Ahmet Say'ın “Şu olup bitmeyenler” başlıklı yazısı 07 Haziran 2013 Cuma tarihli soL Gazetesi'nde yayımlanmıştır.

İki haftada bir yazılan köşe yazılarıyla güncel olayları izlemek olanaklı değil. Bu benim canımı sıkıyor. Yarın, gelişecek olayları bilmeden, “tahmin üzere” bugünden yazı yazılamayacağına, 15 gün öncesinden ise hiç yazılamayacağına göre, ne yapmalı? Olayları görmezlikten mi geleceğiz? Susup bekleyecek miyiz? Değerli okurlarım, gerçeklerden kaçan pasifist bir tutum, hayatı yok saymak demektir. Biz bu tutumun insanları olamayız.

Yurdun çeşitli kentlerine yayılan direnişin nasıl başladığını hep biliyoruz: Kararlı ve yiğit bir çevreci kesimin İstanbul’daki Taksim “Gezi Parkı”nda uygulanan ağaç katliamını önlemek amacıyla orada gece gündüz nöbet tutmasını, yukarıdan emir alan İstanbul polisi sindirememiş, çevrecileri bir gece yarısı baskınında gösterdiği şiddetle cevaplayınca iş çığırından çıkmıştır.
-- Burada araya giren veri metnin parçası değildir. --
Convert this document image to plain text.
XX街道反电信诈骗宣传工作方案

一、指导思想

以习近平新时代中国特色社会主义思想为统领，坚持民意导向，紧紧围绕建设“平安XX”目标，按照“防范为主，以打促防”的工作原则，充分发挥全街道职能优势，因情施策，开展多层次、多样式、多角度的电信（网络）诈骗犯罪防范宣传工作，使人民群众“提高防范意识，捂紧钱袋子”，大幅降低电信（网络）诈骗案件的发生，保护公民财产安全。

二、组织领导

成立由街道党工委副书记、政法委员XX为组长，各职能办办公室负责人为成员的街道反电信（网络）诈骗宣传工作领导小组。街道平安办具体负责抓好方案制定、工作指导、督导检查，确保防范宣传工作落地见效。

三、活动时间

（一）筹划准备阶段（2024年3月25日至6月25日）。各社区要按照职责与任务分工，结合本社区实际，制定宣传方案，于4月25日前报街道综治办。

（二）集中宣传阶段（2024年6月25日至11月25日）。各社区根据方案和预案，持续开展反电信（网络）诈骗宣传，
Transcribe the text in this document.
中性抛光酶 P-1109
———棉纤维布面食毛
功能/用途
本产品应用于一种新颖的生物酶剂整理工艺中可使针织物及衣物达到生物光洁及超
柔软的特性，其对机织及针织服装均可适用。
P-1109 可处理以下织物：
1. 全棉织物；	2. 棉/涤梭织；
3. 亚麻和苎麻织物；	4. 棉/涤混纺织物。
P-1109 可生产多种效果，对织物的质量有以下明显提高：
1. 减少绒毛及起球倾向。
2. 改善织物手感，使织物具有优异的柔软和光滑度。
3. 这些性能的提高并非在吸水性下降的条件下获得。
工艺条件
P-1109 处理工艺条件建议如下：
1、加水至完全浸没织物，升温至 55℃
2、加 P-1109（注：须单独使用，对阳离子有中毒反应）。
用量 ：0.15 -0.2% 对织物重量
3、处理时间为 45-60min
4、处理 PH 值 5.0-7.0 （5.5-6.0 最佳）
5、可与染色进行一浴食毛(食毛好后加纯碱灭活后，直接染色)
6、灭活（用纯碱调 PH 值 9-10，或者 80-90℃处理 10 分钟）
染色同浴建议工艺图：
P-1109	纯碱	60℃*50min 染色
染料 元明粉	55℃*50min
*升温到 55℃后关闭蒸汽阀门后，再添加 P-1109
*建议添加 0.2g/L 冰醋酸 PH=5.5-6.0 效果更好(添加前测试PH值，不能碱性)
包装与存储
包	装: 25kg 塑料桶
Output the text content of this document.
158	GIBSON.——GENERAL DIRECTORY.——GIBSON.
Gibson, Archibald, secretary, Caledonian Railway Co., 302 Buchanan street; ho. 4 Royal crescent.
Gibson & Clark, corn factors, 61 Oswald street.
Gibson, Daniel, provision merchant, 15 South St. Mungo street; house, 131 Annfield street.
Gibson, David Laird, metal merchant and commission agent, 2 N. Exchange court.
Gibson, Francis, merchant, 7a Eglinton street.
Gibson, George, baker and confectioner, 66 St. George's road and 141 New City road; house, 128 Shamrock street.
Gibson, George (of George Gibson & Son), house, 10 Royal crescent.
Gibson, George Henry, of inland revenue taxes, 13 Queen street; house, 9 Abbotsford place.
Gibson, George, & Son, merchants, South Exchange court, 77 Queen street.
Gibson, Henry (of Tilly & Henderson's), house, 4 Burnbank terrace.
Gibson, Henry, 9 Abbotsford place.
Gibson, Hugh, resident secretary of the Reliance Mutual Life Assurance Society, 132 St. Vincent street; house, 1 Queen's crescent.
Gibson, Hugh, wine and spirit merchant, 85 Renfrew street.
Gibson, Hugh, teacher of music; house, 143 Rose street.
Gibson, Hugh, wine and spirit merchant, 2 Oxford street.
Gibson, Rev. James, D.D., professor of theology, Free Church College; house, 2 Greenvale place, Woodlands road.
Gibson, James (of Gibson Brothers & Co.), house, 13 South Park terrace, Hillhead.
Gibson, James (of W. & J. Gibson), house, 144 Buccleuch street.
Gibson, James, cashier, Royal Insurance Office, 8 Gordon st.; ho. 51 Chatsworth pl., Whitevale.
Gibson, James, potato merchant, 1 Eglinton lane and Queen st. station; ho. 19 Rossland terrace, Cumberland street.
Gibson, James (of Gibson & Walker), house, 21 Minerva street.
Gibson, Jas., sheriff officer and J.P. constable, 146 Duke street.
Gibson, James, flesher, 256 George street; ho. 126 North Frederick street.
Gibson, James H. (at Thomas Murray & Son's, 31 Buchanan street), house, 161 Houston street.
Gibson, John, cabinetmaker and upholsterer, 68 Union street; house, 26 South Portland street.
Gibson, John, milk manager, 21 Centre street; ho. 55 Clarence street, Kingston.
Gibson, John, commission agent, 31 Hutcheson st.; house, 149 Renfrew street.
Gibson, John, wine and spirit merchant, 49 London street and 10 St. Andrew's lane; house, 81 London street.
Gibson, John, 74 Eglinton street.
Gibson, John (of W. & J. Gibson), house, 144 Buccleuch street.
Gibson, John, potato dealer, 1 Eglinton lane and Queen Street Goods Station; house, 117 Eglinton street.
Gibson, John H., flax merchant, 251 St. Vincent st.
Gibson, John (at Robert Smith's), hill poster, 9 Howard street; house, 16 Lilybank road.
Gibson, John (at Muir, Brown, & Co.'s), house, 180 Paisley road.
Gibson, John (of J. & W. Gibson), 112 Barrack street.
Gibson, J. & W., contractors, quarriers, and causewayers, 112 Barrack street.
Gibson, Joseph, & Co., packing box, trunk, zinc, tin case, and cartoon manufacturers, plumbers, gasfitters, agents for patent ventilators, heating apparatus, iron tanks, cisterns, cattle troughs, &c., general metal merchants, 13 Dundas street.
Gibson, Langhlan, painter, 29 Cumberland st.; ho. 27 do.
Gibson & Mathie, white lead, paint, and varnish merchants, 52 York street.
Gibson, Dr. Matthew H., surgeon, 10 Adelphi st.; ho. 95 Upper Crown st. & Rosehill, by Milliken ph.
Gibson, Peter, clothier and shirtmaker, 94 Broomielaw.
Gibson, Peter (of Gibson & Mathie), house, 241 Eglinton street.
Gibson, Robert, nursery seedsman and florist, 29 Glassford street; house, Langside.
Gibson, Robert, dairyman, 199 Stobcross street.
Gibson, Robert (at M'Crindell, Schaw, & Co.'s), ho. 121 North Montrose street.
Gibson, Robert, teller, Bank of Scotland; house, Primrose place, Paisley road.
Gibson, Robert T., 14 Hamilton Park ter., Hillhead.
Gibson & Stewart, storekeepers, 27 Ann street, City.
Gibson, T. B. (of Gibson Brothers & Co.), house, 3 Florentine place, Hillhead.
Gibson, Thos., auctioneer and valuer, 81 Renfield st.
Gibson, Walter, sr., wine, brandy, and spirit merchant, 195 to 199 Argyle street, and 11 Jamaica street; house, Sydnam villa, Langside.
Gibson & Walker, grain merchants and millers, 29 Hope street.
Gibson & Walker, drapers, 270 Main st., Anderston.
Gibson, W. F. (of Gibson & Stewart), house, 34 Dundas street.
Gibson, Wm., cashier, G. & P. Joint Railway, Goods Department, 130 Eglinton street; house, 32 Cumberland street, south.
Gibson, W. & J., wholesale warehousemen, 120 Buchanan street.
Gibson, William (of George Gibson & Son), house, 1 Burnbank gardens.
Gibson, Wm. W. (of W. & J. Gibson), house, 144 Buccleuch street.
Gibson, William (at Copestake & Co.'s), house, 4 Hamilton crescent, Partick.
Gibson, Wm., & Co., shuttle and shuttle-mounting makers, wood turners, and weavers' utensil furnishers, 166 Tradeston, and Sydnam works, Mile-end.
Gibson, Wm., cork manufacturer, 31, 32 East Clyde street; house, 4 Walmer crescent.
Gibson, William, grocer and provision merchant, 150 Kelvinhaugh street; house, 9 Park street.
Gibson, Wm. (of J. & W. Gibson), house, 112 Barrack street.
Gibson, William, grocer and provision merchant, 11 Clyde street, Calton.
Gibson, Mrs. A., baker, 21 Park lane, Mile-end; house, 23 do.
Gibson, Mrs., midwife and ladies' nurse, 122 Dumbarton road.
Polisin bu davranışı, kamu vicdanında müthiş bir tepki doğurmuş olmalı ki, ertesi sabah geniş kitleleri Taksim’e sürüklemiş, bununla da kalmayarak Türkiye ölçeğinde milyonlarca insanımız meydanlara dökülmüştür.

Kamuoyu vicdanını zedeleyen başka bir temel öğe ise birkaç gazete dışında hemen bütün gazetelerin ve televizyon kanallarının vurdumduymazlığıydı. Onların olayları saklayan “yandaş” tutumu, halkı daha da çileden çıkardı. Kimi “ciddî” sayılan televizyon kanallarında polis şiddetinin katlandığı saatlerde, yemek tarifi, tırnak bakımı programları falan oynatılması, nefretle karşılandı.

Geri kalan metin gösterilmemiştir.